The viewer creates a micro-argument by viewing these juxtaposed images within the boundaries established by the macro-argument. Look at the first three sets of images: a church burning in Birmingham, Alabama; a defaced poster of Britney Spears; United Auto Workers smashing a Japanese import. Looking at the first image alone is to situate it in its own particular historical context: a specific time, place, setting, set of causal forces, etc. Similarly, the defaced poster is the result of historical conditions in another time and place. By placing one image next to the other, the viewer is invited to reflect on the commonalities in these two acts of violence against objects. What does the Church symbolize? What does the image of Britney Spears symbolize? What are the commonalities of these two acts of vandalism/Luddism/iconoclasm? Can we perceive a common pattern between these two historically different acts? Importantly, how does your understanding of the meaning of the first image change as a result of its juxtaposition next to the Spears poster? Does it change again when a new juxtaposition emerges? Now, add the third image: How does this event influence your understanding of the meaning of the other two images?

Then, of course, after a few seconds, new images and new juxtapositions emerge, each adding layer upon layer of meaning. Throughout the swirl of juxtapositions, what common themes and patterns emerge that connect these acts of violence against objects? Answering these questions creates the micro-argument of this composition, the viewers’ particular mapping of these homologous acts. Where there is one macro-argument, there are as many potential micro-arguments as there are viewers of this composition. 

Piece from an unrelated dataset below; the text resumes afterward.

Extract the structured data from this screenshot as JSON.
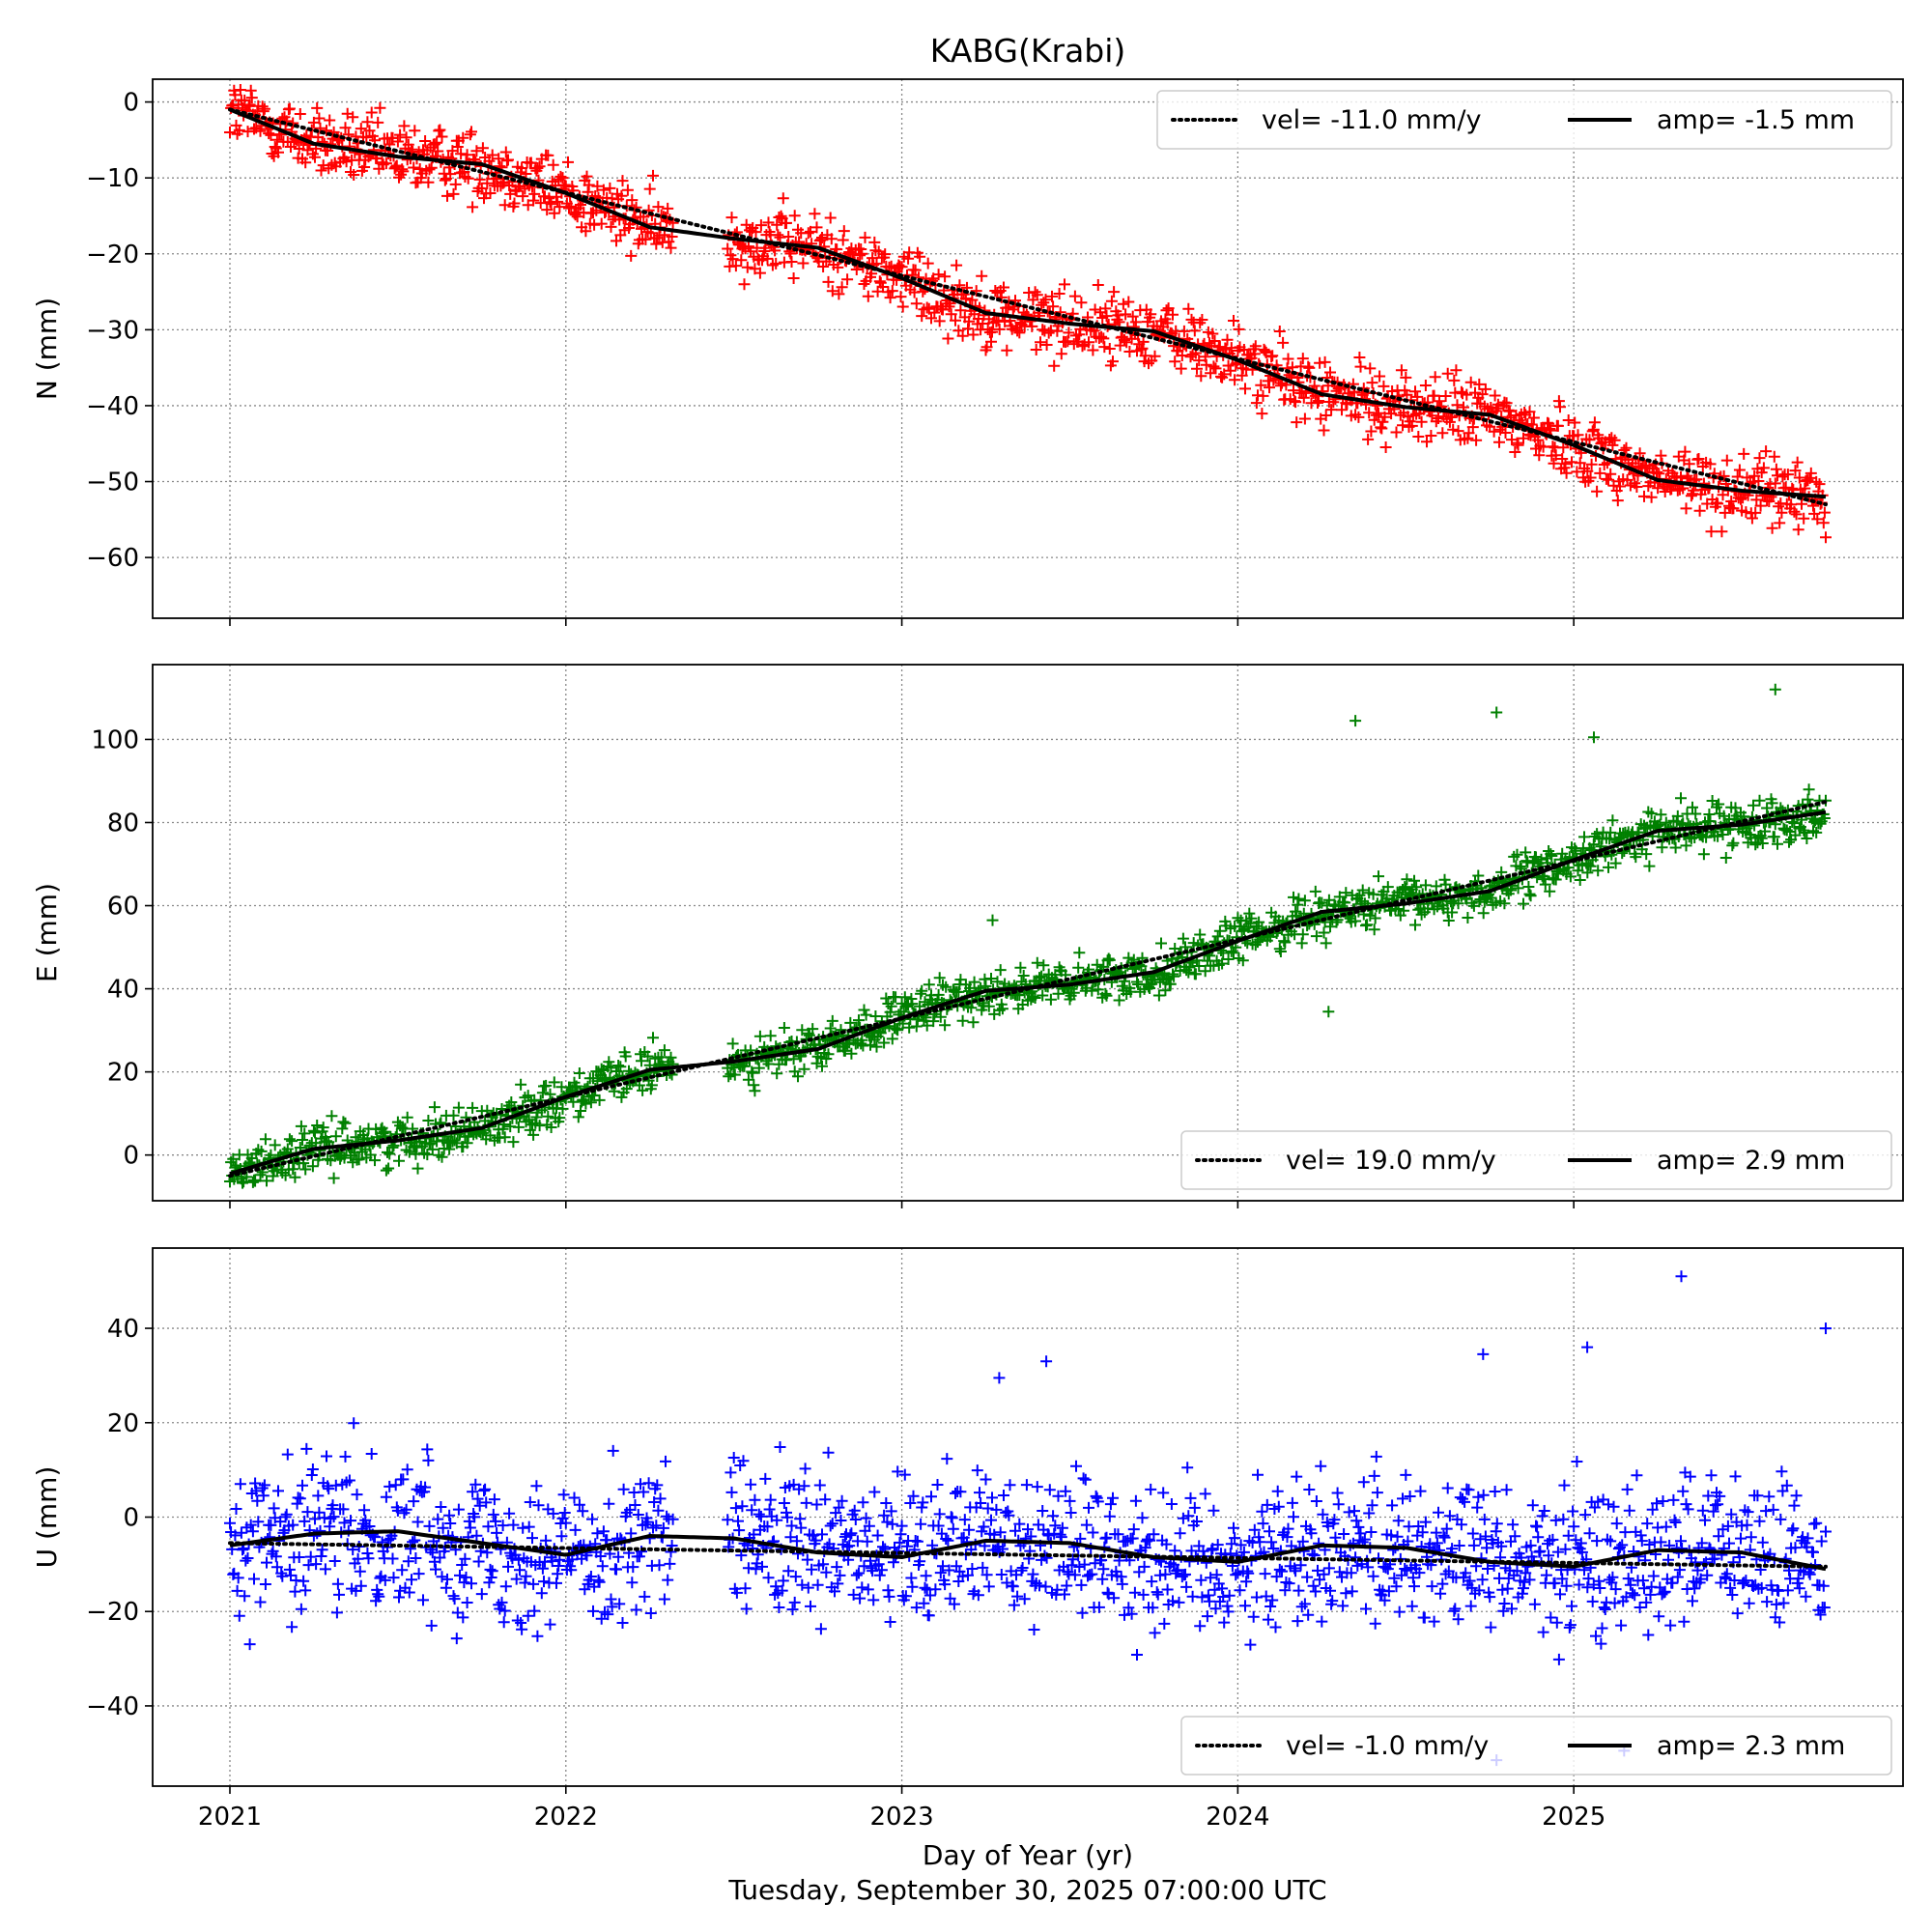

Juxtaposed images create a meaning that is established extralinguistically, before language. Visual arguments work at the level of perception, not logic; visual arguments have an ineffable quality formed outside of language. Therefore, because it works extralinguistically, unfolding in the eye of each viewer, the visual argument for this webtext is as much the responsibility of the viewer as it is the designer. I concede much of the interpretation to the viewer while retaining my role as procedural author, as Janet Murray (1997) claimed in relation to electronic media:

Procedural authorship means writing the rules by which the texts appear as well as writing the texts themselves. It means writing the rules for the interactor’s involvement, that is, the conditions under which things will happen in response to the participant’s actions. It means establishing the properties of the objects and potential objects in the virtual world and the formulas for how they will relate to one another. The procedural author creates not just a set of scenes but a world of narrative possibilities. (p. 152-153)

Each iteration of the images establishes new narrative and rhetorical possibilities. Within the set of visual choices I have established as the procedural author, a viewer can exercise agency by making associative connections between the images. Those associative connections are as important a component of the visual argument as are my choices as procedural author.